Giving Compass' Take:

• Professor Gerald Rosenfeld shares the difficulties he sees for foundations today, from biased hiring practices to evaluating impact. 

• How can foundations better collaborate and support each other? What opportunities to share knowledge and understanding is the sector missing?

• Learn how some foundations came together to help solve the affordable housing crisis.


We screen out potentially good, talented people much too early. We have a template, and we match skills against the template. If the skill set doesn’t match the template, that person goes away, and I think it’s a bad idea…. [Emotional intelligence] is one of the most important things, and it’s hard to screen for that. Résumés don’t talk about that. Only human interaction talks about that.

Financial services is well known for [underrepresenting women] by count, and presumably inhospitable in certain ways. It’s an incredibly vexing problem, and one that many people much smarter than I think about all the time and don’t have fast solutions. We, the men, used to say, ‘Well, it’s a pipeline problem. There aren’t enough women in business schools, and therefore just wait five or 10 years, and the problem will be fixed.’ Guess what? It’s five or 10 years or 15 or 20 years since we’ve been saying that, and it hasn’t been fixed.

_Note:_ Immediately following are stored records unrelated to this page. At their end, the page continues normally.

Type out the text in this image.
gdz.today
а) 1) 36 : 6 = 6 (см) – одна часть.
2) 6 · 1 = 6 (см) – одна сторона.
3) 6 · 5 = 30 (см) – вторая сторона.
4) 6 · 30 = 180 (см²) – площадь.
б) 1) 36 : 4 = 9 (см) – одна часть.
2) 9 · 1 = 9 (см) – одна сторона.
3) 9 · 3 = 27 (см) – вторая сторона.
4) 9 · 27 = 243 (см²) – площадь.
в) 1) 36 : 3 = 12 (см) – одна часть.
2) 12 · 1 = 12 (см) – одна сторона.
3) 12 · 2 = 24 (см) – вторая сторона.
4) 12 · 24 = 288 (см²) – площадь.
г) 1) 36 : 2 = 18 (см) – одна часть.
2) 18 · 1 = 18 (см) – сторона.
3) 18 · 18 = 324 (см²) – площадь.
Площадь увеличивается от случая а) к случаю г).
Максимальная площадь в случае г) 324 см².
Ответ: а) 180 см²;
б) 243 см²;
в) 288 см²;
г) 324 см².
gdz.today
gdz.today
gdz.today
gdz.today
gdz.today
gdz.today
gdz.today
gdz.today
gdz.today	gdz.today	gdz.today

Many financial service firms have built up the percentages of women that they hire in their entry classes…but look three years later, five years later, the drop-out rate or the lack of retention rate is simply too high. And it’s not that the women get fired. It’s that somehow there is a lack of compatibility around the culture of the place.

It’s hard to give away money well. That’s the number one lesson that I learned. People think foundation work is easy. You’ve got a pot of money, and the IRS makes you give it away…. The thoroughness of the evaluation, the ability to see how the money will be leveraged into action and into positive change is the thing that was the most eye-opening.